Women have more responsibility. So become a mother, but don't take it for
granted that just by being a woman one is necessarily a mother -- that is a
fallacy.
Motherhood is a great
art; you have to learn it.
So start learning about
it!
A few things I would
like to say to you.
First, never treat the
child as yours; never possess the child. It comes through you but it is not
yours. God has only used you as a vehicle, a medium, but the child is not your
possession. Love, but never possess the child. If the mother starts possessing
the child then the life is destroyed. The child starts becoming a prisoner. You
are destroying his personality and you are reducing him to a thing. Only a
thing can be possessed: a house can be possessed, a car can be possessed --
never a person. So this is the first lesson -- get ready for it. Before the
child comes you should be able to greet him as an independent being, as a
person in his own right, not just your child.
And the second thing:
treat the child as you would treat a grown-up person.
Never treat a child
like a child.
Treat the child with
deep respect.
God has chosen you to
be a host.
God has entered into
your being as a guest The child is very fragile, helpless. It is very difficult
to respect the child. It is very easy to humiliate the child.
Humiliation comes very
easy because the child is helpless and cannot do anything, cannot retaliate,
cannot react. Treat the child as a grown-up, and with great respect. Once you
respect the child, you don't try to impose your ideas on him. You don't try to
impose anything on the child. You simply give him the freedom -- freedom to
explore the world. You help him to become more and more powerful in exploring
the world but you never give him directions. You give him energy, you give him
protection, you give him security, all that he needs, but you help him to go
farther away from you to explore the world.
And of course in
freedom the wrong is also included.
It is very difficult
for a mother to learn that when you give freedom to a child it is not freedom
only to do good. It is also necessarily the freedom to do bad, to do wrong. So
make the child alert, intelligent, but never give him any commandments --
nobody keeps them, and people become hypocrites. So if you really love the
child, the one thing has to be remembered: never, never help him in any way,
force him in any way, to become a hypocrite.
And the third thing:
don't listen to the morality, don't listen to religion, don't listen to culture
-- listen to nature.
Whatsoever is natural
is good -- even if sometimes it is very difficult for you, very uncomfortable
for you.
Because you have been
not brought up according to nature. Your parents were not bringing you up with
real art, love. It was just an accidental thing.
Don't repeat the same
mistakes.
Many times you will
feel very uneasy.... For example a small child starts playing with his sexual
organs.
The natural tendency of
the mother is to stop the child because she has been taught that this is wrong.
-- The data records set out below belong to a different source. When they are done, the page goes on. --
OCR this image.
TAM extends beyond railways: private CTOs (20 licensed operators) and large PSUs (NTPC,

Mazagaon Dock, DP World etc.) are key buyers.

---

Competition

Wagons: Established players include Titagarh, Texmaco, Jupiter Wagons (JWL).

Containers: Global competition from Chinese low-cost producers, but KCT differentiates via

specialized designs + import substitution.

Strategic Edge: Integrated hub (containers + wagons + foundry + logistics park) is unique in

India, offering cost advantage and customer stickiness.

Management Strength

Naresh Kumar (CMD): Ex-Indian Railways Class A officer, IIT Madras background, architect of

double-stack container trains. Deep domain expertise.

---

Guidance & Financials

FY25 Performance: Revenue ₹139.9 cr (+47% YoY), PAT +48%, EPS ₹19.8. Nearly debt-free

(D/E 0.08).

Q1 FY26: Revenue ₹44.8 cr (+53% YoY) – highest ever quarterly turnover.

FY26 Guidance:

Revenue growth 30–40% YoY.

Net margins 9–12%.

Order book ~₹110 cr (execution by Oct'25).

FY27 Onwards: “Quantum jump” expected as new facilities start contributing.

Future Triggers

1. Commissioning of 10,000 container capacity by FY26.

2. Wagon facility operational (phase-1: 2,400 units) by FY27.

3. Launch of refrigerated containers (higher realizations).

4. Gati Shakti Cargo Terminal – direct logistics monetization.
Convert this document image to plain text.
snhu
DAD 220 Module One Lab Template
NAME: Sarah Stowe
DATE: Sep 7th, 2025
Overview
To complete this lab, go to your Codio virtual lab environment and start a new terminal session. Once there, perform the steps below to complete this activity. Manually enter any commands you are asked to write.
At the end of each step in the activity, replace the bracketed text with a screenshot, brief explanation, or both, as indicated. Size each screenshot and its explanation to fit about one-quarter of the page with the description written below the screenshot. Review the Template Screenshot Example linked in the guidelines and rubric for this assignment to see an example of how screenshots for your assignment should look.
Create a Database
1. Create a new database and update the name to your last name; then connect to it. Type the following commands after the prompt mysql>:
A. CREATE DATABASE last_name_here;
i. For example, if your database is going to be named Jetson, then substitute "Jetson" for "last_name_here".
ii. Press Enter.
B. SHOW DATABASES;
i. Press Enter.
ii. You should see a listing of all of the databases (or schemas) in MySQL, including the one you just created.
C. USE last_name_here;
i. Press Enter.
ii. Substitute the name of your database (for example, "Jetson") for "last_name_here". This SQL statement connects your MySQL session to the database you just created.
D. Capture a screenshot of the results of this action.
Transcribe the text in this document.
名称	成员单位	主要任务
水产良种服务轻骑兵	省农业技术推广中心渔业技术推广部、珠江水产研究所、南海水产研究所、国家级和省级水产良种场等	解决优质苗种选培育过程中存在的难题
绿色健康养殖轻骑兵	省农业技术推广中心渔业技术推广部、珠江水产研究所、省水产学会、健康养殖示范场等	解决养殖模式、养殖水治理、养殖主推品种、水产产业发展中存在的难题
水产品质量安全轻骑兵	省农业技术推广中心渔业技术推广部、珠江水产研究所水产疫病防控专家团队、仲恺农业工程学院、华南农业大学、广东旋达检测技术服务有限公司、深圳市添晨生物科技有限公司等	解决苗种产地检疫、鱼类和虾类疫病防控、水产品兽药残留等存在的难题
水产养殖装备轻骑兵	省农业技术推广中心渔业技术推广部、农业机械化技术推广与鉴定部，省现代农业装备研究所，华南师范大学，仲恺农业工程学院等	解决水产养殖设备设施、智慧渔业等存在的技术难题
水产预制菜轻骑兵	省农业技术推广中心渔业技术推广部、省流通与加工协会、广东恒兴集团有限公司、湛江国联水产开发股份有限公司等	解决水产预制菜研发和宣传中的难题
Even if she feels that nothing is wrong, if somebody is there she feels a
little embarrassed. Feel embarrassed! That is your problem; that has nothing to
do with the child. Feel embarrassed.
Even if you lose
respectability in society, lose -- but never interfere with the child. Let
nature take its own course. You are there to facilitate whatsoever nature is
unfolding.
You are not to direct
nature.
You are just to be
there as a help.
So these three
things... and start meditating.
Before the child is
born you should go as deeply as possible in meditation.
When the child is
within your womb, whatsoever you are doing continuously goes as a vibration to
the child.
If you are angry, your
stomach has a tension of anger.
The child immediately
feels it.
When you are sad, your
stomach has an atmosphere of sadness.
Immediately the child
feels dull, depressed.
The child totally
depends on you.
Whatsoever is your
mood is the mood of the child.
The child has no
independence right now: your climate is his climate.
So no more fighting,
no more anger.
That's why I say that
to be a mother is a great responsibility.
You will have to
sacrifice much. Now during these coming seven months you have to be very very
alert.
The child is more
important than anything else.
If somebody insults
you, accept it, but don't get angry.
Say, 'I am pregnant,
and the child is more important than getting angry at you. This episode will
pass and after a few days I will not remember who has insulted me and what I
have done. But the child is going to be there at least seventy, eighty years in
the world. It is a big project.'
Even if you want, note
it down in the diary.
When the child is born,
then you can be angry, but not right now.
Just say, 'I am a
pregnant mother. I cannot be angry -- that is not allowed.'
This is what I call
sensitive understanding.
No more sadness, no
more anger, no more hatred, no more fighting with Anand Veda.
Both have to look to
the child.
When a child is there
you are both secondary; the child has every preference.
Because a new life is
going to be born... and it is going to be your fruit.
If from the very
beginning anger, hatred, conflict, enters into the child's mind, then you are
causing hell for him.
He will suffer.
Then it is better not
to bring a child into the world.
Why bring a child into
suffering?
The world is tremendous
suffering.
In the first place
bringing a child into this world is a very risky affair.
But even if you want
that, at least bring a child who will be totally different in this world -- who
will not be miserable, who will at least help the world to be a little more
celebrating.
He will bring a little
more festivity into the world... a little more laughter, love, life.
So for these days, be
celebrating.
Dance, sing, listen to
music, meditate, love.
Be very soft.
Don't do anything
hectic, in a hurry.
Don't do anything in a
tension.
Just go
slowly.
Slow down absolutely.
A great guest is to
come -- you have to receive him.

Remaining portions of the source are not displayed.